Die Akten werden dem Erstgericht zurückgestellt.

Text

Begründung:

Das Erstgericht wies sowohl das Hauptbegehren auf Zahlung von 25.000 EUR sA als auch das auf Feststellung gerichtete und vom Kläger mit 25.000 EUR bewertete Eventualbegehren ab.

Das Berufungsgericht gab der Berufung des Klägers nicht Folge und sprach aus, dass die ordentliche Revision nicht zulässig sei.

Die gegen dieses Urteil erhobene „außerordentliche“ Revision des Klägers legte das Erstgericht dem Obersten Gerichtshof unmittelbar zur Entscheidung vor. Diese Vorgangsweise widerspricht der geltenden Rechtslage:

Rechtliche Beurteilung

Gemäß § 502 Abs 3 ZPO ist die Revision – außer im Fall des § 508 Abs 3 ZPO – jedenfalls unzulässig, wenn der Entscheidungsgegenstand an Geld oder Geldeswert zwar 5.000 EUR, nicht aber insgesamt 30.000 EUR übersteigt und das Berufungsgericht die ordentliche Revision nach § 500 Abs 2 Z 3 ZPO – wie hier – für nicht zulässig erklärt hat. Unter diesen Voraussetzungen kann jedoch eine Partei gemäß § 508 Abs 1 ZPO binnen vier Wochen nach der Zustellung des Berufungsurteils den beim Erstgericht (§ 508 Abs 2 erster Satz ZPO) einzubringenden Antrag an das Berufungsgericht stellen, seinen Ausspruch dahingehend abzuändern, dass die ordentliche Revision doch für zulässig erklärt werde; ein solcher Antrag, der mit der ordentlichen Revision zu verbinden ist, muss die Gründe dafür anführen, warum entgegen dem Ausspruch des Berufungsgerichts nach § 502 Abs 1 ZPO die ordentliche Revision für zulässig erachtet wird.

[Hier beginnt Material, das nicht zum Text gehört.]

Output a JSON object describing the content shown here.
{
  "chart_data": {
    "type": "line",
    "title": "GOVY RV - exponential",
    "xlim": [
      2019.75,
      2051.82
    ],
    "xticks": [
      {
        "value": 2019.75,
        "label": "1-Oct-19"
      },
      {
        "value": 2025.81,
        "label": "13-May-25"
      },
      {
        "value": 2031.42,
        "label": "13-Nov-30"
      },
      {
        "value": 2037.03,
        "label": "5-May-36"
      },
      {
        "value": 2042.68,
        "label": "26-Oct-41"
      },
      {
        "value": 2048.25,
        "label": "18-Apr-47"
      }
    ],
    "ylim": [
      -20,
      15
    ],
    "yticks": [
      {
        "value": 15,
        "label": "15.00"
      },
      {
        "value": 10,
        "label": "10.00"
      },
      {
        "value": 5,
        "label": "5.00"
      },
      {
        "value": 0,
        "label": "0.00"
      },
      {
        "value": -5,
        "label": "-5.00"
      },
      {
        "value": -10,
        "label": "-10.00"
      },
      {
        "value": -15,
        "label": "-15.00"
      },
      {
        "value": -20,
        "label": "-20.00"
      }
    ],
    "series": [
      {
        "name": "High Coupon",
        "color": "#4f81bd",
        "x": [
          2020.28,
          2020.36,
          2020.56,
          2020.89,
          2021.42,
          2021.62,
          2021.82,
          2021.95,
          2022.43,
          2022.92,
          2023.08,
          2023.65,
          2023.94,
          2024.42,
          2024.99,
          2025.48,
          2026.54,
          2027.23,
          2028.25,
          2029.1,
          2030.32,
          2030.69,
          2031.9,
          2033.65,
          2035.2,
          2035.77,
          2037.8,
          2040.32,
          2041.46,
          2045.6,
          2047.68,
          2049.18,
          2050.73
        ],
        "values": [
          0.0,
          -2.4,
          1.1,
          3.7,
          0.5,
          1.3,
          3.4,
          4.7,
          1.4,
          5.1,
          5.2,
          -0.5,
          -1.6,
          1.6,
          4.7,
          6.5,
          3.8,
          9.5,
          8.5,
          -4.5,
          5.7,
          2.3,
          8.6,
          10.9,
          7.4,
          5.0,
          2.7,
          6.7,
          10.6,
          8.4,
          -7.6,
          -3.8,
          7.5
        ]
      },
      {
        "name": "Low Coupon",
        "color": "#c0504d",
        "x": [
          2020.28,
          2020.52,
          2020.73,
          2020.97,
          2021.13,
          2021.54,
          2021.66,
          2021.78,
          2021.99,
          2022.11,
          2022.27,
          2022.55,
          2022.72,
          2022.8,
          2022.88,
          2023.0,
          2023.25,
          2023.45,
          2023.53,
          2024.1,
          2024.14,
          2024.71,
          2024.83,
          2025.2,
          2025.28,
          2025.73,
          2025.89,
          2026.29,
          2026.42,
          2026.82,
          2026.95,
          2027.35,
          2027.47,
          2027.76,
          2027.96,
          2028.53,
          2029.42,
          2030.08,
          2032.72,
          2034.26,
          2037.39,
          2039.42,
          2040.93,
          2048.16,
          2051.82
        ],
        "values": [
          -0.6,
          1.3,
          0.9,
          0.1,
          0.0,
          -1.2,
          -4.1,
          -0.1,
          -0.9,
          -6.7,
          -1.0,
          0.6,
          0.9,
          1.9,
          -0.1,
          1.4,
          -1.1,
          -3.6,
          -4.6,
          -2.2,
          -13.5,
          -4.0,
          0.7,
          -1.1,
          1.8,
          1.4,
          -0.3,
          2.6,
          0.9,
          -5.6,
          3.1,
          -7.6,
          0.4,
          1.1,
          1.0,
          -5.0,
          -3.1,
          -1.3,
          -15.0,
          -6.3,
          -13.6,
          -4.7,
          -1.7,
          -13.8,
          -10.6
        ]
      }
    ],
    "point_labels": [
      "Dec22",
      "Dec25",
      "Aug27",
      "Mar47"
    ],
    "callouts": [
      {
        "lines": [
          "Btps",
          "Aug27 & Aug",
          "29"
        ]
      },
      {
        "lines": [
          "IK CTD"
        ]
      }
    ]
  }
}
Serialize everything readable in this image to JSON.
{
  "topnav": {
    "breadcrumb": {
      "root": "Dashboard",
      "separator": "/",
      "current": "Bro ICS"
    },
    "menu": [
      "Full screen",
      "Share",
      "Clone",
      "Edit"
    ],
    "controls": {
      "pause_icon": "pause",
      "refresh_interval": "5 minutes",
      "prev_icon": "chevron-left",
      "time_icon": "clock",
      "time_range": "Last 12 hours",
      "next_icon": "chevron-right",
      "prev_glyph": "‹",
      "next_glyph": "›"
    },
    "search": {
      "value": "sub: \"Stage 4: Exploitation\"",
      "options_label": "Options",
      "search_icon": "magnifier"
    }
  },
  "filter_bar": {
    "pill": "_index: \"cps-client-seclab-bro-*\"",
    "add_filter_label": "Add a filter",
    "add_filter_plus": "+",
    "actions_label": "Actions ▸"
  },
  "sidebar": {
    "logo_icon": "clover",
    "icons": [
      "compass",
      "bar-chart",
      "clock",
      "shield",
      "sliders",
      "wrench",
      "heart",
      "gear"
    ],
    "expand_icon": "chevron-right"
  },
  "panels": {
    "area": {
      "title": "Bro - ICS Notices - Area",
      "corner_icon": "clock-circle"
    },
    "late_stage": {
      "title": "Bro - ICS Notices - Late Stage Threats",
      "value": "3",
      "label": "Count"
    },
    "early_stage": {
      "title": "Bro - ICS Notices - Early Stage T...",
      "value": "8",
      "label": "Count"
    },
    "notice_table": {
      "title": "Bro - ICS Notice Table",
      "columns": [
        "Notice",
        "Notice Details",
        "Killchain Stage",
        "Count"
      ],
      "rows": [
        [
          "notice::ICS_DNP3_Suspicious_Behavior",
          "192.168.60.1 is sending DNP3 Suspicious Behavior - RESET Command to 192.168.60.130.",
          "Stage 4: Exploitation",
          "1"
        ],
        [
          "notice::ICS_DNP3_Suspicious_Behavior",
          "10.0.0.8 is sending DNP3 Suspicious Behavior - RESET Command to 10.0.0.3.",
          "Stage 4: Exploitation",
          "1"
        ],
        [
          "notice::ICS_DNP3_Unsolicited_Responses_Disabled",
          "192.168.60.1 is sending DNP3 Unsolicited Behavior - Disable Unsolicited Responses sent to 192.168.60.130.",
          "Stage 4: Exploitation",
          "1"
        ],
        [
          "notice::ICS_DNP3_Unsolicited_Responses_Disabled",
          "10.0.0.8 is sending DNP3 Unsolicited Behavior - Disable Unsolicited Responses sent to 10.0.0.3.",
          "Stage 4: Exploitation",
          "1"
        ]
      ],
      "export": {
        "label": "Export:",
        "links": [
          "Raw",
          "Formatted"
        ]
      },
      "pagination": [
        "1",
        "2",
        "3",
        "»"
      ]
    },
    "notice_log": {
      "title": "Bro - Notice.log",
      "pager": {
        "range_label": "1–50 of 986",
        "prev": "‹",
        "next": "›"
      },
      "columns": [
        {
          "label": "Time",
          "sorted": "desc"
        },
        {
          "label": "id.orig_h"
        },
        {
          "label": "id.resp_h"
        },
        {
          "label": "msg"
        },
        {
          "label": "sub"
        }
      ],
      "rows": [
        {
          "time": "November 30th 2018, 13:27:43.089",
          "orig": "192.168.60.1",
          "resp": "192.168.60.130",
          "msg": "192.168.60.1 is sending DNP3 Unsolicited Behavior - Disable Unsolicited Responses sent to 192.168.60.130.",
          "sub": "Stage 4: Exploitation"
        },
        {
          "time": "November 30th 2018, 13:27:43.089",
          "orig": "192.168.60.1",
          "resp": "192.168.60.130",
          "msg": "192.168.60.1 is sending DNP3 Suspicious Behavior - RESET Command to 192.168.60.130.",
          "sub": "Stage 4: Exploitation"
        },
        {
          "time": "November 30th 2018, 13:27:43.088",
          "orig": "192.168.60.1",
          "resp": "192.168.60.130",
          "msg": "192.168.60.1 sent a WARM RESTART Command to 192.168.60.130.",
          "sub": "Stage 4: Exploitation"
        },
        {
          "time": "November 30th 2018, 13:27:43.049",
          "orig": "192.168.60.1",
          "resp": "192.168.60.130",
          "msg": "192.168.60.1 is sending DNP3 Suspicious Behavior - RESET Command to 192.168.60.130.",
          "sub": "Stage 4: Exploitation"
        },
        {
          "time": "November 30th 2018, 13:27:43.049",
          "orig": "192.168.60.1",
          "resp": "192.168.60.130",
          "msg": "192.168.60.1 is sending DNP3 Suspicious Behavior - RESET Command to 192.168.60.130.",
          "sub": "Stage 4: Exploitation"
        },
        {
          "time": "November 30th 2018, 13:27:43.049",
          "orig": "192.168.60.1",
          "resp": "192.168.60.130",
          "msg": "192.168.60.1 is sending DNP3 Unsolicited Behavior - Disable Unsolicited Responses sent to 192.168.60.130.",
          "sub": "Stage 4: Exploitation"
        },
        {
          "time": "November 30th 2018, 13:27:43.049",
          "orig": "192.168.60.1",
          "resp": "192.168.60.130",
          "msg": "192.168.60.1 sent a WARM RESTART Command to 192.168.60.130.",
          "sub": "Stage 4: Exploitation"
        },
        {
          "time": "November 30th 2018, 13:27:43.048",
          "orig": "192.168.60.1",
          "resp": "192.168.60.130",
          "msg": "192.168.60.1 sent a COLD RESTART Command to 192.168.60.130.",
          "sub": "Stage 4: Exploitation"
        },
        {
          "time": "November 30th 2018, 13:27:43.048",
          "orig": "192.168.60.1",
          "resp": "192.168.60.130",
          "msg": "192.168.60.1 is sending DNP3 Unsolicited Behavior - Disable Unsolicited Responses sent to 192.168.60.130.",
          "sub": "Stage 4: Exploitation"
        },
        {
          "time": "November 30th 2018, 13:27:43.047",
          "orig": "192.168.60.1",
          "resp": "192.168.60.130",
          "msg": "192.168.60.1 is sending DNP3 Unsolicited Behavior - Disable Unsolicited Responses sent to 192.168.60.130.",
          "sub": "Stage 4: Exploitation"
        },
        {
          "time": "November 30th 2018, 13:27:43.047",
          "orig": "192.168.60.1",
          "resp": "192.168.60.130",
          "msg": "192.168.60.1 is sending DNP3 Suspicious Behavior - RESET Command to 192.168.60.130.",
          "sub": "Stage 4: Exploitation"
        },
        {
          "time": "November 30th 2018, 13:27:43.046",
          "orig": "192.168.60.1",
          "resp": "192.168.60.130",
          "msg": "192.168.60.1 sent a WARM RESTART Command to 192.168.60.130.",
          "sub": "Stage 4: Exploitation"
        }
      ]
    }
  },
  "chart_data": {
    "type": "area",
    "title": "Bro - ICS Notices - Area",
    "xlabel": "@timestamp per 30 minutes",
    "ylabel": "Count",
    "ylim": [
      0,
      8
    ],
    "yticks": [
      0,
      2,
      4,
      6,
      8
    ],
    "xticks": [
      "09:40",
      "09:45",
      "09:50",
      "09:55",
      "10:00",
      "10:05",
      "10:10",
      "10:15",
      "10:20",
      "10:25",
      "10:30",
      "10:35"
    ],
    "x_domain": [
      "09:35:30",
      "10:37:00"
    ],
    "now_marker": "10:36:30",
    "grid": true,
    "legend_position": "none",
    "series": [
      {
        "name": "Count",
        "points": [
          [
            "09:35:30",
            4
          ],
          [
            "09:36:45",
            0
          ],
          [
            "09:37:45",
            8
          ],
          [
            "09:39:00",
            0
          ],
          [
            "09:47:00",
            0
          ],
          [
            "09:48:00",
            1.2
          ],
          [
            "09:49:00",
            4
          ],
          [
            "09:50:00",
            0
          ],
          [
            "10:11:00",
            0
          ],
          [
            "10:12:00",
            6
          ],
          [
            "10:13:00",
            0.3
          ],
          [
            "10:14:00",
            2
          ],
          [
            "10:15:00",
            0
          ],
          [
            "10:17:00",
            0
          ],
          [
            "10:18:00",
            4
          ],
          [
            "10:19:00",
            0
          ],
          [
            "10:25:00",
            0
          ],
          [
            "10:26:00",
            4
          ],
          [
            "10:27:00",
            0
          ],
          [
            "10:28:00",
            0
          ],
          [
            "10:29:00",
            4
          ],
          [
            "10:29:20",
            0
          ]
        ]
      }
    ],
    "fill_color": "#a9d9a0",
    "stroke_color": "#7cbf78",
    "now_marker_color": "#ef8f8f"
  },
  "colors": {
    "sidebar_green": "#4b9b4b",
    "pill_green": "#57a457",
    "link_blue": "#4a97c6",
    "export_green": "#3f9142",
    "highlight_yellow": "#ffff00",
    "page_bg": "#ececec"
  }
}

Im vorliegenden Fall übersteigt der Gegenstand, über den das Berufungsgericht entschieden hat, nicht 30.000 EUR. An dieser Beurteilung ändert auch der Umstand nichts, dass der Kläger ein Eventualbegehren gestellt hat. Bei Erheben eines Eventualbegehrens würde es genügen, wenn der dafür bestehende Streitwert die Revisionsgrenze übersteigt (RIS-Justiz RS0039370; RS0042305 [T2, T6]). Der Kläger hat das Eventualbegehren auf Feststellung im Hinblick auf die daran anknüpfende Höhe der Prämie ebenfalls mit 25.000 EUR bewertet. Damit entspricht der Streitwert des Eventualbegehrens dem des Hauptbegehrens (ebenso im Fall der unterlassenen Bewertung des Eventualbegehrens: 4 Ob 192/11f = RIS-Justiz RS0039370 [T3] = RS0042305 [T8]; RS0109031); keines der beiden Begehren übersteigt 30.000 EUR.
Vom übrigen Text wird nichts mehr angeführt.